Scritto dail 14 Marzo 2019

Maran come al solito…

….come al solito ha trovato la (s)quadra.
Proprio un girone fa, il buon Maran non se la passava tanto bene, mentre noi venivamo dalle due vittorie con Roma e Udinese ( come intermezzo la sconfitta allo stadium, ma con quelli lì sai già come va).
Prova d’appello allora per lui e per l’undici sardo, passato con pieno merito e da quel momento, con poche sbavature, il percorso del Cagliari ha ricalcato quello che ci si poteva aspettare: ruolino casalingo importante mentre fuori casa qualche sbavatura, il tutto però condito sempre da una intelaiatura di squadra solida come poche.

Tale solidità deriva dalle convinzioni di mister Maran che, credendo in un certo modo di far calcio, raramente declina verso altro: difesa a quattro e centrocampo a tre, queste sono le certezze tattiche sulle quali il Cagliari ha trovato la quadratura.

Poi in prima linea, a seconda delle esigenze, sono state adottate varie soluzioni.
Quella col giocatore di qualità dietro le punte ( Joao Pedro), oppure quella col giocatore di quantità ( Barella), infine col giocatore di struttura ( Ionita).

Queste differenze hanno portato a fare della prima linea dei sardi a volte un rebus complicato per gli avversari, perché ti costringono a letture diverse sul come verrà servito l’attaccante attorno al quale ruotano molto attacchi degli isolani, quel Pavoletti, capace non solo di gol di testa ma anche di altre acrobazie balistiche in area di rigore.

Il gioco di Maran è apparentemente di facile lettura, in realtà nasconde insidie proprio nelle varie interpretazioni che assume a seconda delle caratteristiche degli interpreti.
Ricordo che non solo la perdita di Castro ha portato un notevole dispendio di risorse per trovare nuovi equilibri, ma anche il sostituto arrivato al mercato di gennaio Birsa, è incappato in un infortunio che lo ha tenuto fuori per due mesi.
Ecco allora, gioco forza, inserire come vertice alto del centrocampo calciatori adattati come quelli sopra elencati che, a seconda dei casi, si sono resi utili alla causa.

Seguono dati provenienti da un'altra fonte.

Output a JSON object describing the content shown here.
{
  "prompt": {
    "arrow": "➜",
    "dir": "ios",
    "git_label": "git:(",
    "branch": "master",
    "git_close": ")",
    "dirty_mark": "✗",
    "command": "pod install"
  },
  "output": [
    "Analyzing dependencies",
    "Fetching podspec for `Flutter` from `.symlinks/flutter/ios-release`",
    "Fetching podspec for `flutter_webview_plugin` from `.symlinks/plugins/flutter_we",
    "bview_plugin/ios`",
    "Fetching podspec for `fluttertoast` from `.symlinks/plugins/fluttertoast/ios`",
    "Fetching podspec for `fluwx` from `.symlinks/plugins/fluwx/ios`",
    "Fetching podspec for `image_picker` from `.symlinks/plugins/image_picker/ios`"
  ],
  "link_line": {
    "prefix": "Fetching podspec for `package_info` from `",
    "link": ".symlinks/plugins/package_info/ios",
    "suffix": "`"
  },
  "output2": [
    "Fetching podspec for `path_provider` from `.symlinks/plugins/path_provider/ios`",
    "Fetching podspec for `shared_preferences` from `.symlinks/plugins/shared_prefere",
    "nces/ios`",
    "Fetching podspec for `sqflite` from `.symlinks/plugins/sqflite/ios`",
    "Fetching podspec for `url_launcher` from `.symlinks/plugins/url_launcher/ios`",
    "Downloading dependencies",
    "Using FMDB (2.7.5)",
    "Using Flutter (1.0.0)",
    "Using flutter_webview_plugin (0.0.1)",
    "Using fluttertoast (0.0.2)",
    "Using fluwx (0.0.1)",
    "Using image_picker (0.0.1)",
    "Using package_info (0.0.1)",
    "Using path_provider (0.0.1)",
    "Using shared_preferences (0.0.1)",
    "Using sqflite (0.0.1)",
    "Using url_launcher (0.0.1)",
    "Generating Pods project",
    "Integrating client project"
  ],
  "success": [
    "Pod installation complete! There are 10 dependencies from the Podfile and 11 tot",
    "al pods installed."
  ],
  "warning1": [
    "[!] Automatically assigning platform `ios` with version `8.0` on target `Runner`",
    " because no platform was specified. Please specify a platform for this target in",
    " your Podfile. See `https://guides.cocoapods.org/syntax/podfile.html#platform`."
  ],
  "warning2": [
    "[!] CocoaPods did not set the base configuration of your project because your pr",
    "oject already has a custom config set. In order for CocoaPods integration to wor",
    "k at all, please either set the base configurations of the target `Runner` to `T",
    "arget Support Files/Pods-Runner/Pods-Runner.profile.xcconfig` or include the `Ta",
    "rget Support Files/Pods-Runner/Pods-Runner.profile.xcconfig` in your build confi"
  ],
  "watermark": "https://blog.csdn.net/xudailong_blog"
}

Abbiamo tutti negli occhi la splendida prestazione contro l’Inter fatta di grinta velocità e gioco verticale, ma i nerazzurri sono inclini a far giocare bene gli avversari ( noi ne siamo la prova provata), ma anche a Genova contro la Samp il Cagliari aveva fornito una prestazione notevole cadendo solo di misura su rigore.

Dove è vulnerabile allora la squadra sarda?
Faticano a controllare gli inserimenti a centrocampo soprattutto tra le spaziature che si creano dietro la linea mediana sopra gli esterni bassi: lì,in posizione di rifinitura, sul centro destra o centro sinistra, non riescono a compattarsi bene, lasciando spesso la linea difensiva in parità numerica, con letture difficili da fare e scelte non sempre azzeccate.

Non sappiamo ancora come si schiererà il Bologna, ma Soriano e Sansone potrebbero risultare finalmente determinanti, mentre Diks e Mbaye avranno molto campo da coprire per non far ricevere gli esterni cagliaritani ( Srna- Pellegrini ) che appena possono catapultano palloni in area per Pavoletti.